Barclays is suing accountancy firm Grant Thornton for declaring that the chain Von Essen Hotels was in good financial health, just months before the company went into administration in April 2011.
The bank, which helped arrange a £250m loan to the UK luxury hotels chain, has issued a claim for damages it says were caused by Grant Thornton when it signed off Von Essen Hotels’ accounts from 2006 to 2009.
Barclays alleges that the accountancy group acted negligently. The bank teamed with Lloyds to lend £250m to Von Essen, which was earmarked for refurbishments at the group’s listed buildings including Cliveden, a former stately home in Buckinghamshire. The two banks are also owed £42m linked to Von Essen’s interest rate swaps.
The banks forced Von Essen into administration when it failed to keep up the interest payments on the debt, making its founder Andrew Davis one of the most high-profile casualties among that corporate collapses that followed the credit crunch. However, Mr Davis has been able to buy back two sites that formed part of the company’s portfolio of 28 hotels and a London heliport.

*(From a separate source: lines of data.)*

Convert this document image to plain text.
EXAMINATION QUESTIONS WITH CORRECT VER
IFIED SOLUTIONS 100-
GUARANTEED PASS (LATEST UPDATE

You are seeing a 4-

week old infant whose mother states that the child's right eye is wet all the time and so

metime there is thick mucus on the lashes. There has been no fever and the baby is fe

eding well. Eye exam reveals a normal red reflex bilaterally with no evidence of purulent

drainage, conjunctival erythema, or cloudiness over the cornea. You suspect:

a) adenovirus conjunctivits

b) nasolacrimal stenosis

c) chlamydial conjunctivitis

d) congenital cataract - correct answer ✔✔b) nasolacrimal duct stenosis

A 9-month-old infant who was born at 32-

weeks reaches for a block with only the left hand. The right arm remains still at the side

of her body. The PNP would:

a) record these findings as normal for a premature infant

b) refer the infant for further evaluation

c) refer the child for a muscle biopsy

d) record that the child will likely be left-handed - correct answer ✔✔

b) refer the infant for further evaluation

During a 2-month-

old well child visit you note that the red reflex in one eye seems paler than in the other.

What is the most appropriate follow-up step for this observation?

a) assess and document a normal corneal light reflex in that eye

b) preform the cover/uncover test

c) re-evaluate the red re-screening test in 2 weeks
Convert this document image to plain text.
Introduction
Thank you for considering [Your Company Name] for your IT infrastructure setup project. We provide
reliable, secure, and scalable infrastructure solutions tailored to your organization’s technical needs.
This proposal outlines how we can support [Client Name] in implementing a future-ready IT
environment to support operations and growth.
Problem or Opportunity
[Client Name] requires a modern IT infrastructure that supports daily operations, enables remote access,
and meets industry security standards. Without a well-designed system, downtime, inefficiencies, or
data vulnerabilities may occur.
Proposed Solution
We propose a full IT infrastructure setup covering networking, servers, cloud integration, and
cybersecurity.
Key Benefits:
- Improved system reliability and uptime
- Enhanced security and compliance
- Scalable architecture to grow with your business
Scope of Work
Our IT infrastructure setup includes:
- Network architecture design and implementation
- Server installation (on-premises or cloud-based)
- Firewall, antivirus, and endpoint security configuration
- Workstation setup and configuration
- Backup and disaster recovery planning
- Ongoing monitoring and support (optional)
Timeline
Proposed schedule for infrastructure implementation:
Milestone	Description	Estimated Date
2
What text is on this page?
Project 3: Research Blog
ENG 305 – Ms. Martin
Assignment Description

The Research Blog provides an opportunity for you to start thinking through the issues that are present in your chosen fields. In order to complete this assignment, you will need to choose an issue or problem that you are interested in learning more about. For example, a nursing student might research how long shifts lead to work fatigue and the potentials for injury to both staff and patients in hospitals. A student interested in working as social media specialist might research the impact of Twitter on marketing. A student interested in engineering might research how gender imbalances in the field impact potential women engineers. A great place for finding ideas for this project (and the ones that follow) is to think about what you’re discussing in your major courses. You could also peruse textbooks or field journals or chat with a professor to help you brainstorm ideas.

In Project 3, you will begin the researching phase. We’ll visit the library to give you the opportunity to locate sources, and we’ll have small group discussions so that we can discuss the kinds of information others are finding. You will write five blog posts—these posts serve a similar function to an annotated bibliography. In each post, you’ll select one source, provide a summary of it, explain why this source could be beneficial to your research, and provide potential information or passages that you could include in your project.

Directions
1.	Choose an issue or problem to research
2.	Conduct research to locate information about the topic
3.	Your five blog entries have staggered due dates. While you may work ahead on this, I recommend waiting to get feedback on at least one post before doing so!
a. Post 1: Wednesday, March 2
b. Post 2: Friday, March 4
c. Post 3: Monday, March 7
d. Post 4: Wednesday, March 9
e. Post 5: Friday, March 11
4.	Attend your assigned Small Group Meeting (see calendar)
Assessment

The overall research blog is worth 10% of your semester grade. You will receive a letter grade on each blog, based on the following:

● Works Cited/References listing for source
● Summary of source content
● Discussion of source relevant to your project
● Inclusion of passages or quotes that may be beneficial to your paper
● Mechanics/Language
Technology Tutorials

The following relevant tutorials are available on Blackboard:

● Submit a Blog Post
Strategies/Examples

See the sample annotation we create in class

Von Essen’s administrator Ernst & Young (EY) was able to return about £100m to the banks. During the administration, EY approached the City of London police to investigate the administration of the firm, although no charges were brought.
The last set of accounts for Von Essen’s parent company, covering 2009 and signed off by Grant Thornton, showed revenues up 6% to £71.5m and operating profits of £11.5m although interest charges resulted in a pre-tax loss of £3.2m.